TF-IDF Cosine Similarity

This repository contains a Python implementation to calculate the cosine similarity between TF-IDF matrices of documents and queries. It identifies and ranks the most relevant documents for each query based on their similarity.

Features

  • TF-IDF Matrix Handling: Load TF-IDF matrices for documents and queries from .txt files.
  • Cosine Similarity Calculation: Compute cosine similarity values between vectors.
  • Ranking Results: Rank documents for each query based on similarity scores.
  • Output: Save the ranked results to a specified output file.

Files

  • lab6.py: Main Python script for processing the TF-IDF matrices and calculating similarities.
  • matriz-TFIDF-docs.txt: Input file containing the TF-IDF matrix for documents.
  • matriz-TFIDF-query.txt: Input file containing the TF-IDF matrix for queries.
  • NPL_tf_idf_rels.txt: Output file containing the ranked document-query relevance scores.

How It Works

  1. Load TF-IDF Matrices: The script reads TF-IDF matrices from text files and converts them into Python lists for processing.

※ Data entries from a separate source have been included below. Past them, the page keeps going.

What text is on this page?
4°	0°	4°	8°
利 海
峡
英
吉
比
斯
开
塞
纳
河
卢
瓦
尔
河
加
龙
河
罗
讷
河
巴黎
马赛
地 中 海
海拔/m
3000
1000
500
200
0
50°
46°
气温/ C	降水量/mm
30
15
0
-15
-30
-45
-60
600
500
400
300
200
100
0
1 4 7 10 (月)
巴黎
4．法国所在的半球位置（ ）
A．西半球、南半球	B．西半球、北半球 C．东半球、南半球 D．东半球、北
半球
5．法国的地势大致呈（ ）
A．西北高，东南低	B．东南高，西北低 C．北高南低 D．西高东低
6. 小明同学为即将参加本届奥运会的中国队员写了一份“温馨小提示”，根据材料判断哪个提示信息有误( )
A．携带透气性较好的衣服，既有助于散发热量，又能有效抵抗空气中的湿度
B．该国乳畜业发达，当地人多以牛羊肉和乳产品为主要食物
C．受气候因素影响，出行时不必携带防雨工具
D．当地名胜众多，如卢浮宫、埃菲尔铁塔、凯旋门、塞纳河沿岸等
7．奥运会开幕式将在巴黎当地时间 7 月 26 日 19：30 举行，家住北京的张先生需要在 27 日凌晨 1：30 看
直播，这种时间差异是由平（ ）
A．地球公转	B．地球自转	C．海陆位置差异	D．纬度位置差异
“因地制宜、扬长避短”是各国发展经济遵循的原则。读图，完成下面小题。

  2. Compute Cosine Similarity: For each query vector, the cosine similarity with each document vector is calculated using the formula:

    $\text{Cosine Similarity} = \frac{\text{Dot Product}(\mathbf{A}, \mathbf{B})}{\|\mathbf{A}\| \cdot \|\mathbf{B}\|}$

  3. Rank Documents: Documents are sorted in descending order of similarity for each query.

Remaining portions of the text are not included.